The most common flaw she documents is a pattern of professors applying very personal interests to evaluating the work before them. “People define what is exciting as what speaks to their own personal interest, and their own research,” she said.
That’s probably not so surprising–most of us who win grants probably didn’t write proposals that were all that much better than the unfunded proposals–we just got luckier in terms of who read our applications and helped move them on up the line. There are an awful lot of smart, hardworking people out there (like my commenters!), and there aren’t all that many grant programs or fellowships. Perhaps more interestingly, Lamont found that “professors in different disciplines take very different approaches to decision making. The gap between humanities and social sciences scholars is as large as anything C.P. Snow saw between the humanities and the hard sciences.”
Many humanities professors, she writes, “rank what promises to be ‘fascinating’ above what may turn out to be ‘true.’ ” She quotes an English professor she observed explaining the value of a particular project: “My thing is, even if it doesn’t work, I think it will provoke really fascinating conversations. So I was really not interested in whether it’s true or not.”

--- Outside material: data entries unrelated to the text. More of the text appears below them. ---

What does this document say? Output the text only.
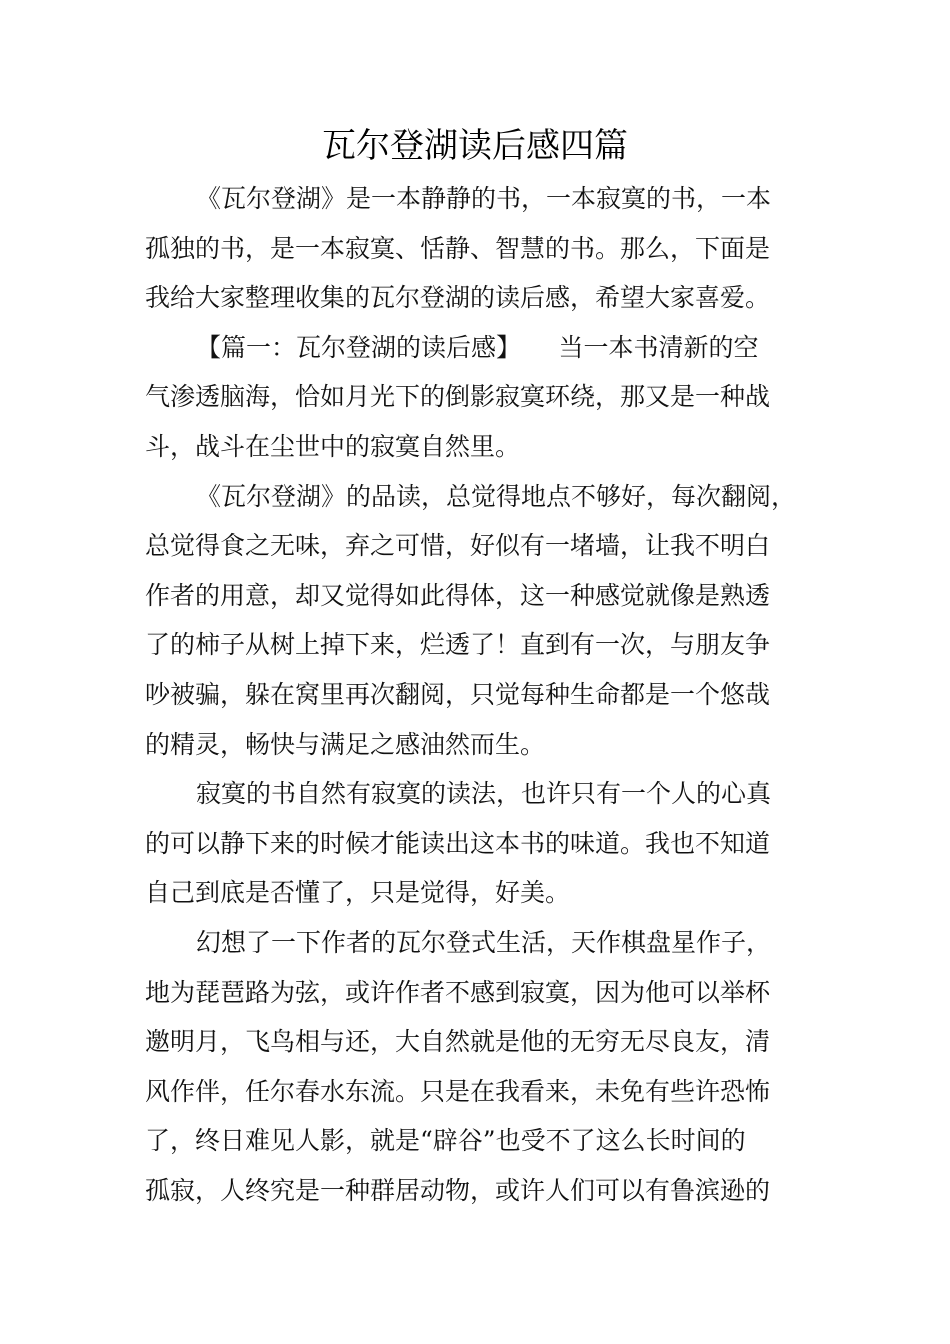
瓦尔登湖读后感四篇
《瓦尔登湖》是一本静静的书，一本寂寞的书，一本
孤独的书，是一本寂寞、恬静、智慧的书。那么，下面是
我给大家整理收集的瓦尔登湖的读后感，希望大家喜爱。
【篇一：瓦尔登湖的读后感】　　当一本书清新的空
气渗透脑海，恰如月光下的倒影寂寞环绕，那又是一种战
斗，战斗在尘世中的寂寞自然里。
《瓦尔登湖》的品读，总觉得地点不够好，每次翻阅，
总觉得食之无味，弃之可惜，好似有一堵墙，让我不明白
作者的用意，却又觉得如此得体，这一种感觉就像是熟透
了的柿子从树上掉下来，烂透了！直到有一次，与朋友争
吵被骗，躲在窝里再次翻阅，只觉每种生命都是一个悠哉
的精灵，畅快与满足之感油然而生。
寂寞的书自然有寂寞的读法，也许只有一个人的心真
的可以静下来的时候才能读出这本书的味道。我也不知道
自己到底是否懂了，只是觉得，好美。
幻想了一下作者的瓦尔登式生活，天作棋盘星作子，
地为琵琶路为弦，或许作者不感到寂寞，因为他可以举杯
邀明月，飞鸟相与还，大自然就是他的无穷无尽良友，清
风作伴，任尔春水东流。只是在我看来，未免有些许恐怖
了，终日难见人影，就是“辟谷”也受不了这么长时间的
孤寂，人终究是一种群居动物，或许人们可以有鲁滨逊的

In contrast, Lamont quotes a political scientist on what he values in proposals he reviews: “Validity is one, and you might say parsimony is another, I think that’s relatively important, but not nearly as important as validity. It’s the notion that a good theory is one that maximizes the ratio between the information that is captured in the independent variable and the information that is captured in the prediction, in the dependent variable.”
Uhhh. . . yeah. Who the hell talks about their research this way? I don’t know if she quoted this guy because she (as a social scientist) admired his clear and precise language (hint: I’m kidding here!), or because she thought his statement is laughable on its face, but I’d like to stand up for supporting interesting projects that may or may not lead directly to the exact research findings and arguments as laid out in the proposal. Yes, I value the “fascinating” over the “true,” because I assume that we’re all adults here, and that we understand that the nature of “truth” is contingent and consensual. I don’t go looking for “truth” in scholarship–just for arguments that are backed up by deep and creative research and due diligence with the historiography. It is entirely responsible and reasonable to change one’s argument as one completes more research–in fact, that’s the only honest way for a scholar to proceed–even if it doesn’t “maximize the ratio between the information that is captured in the independent variable and the information that is captured in the prediction, in the dependent variable.” People who ask “fascinating” questions tend to come up with fascinating answers, even if they’re not the ones they thought they’d come up with originally. And that’s the “truth.”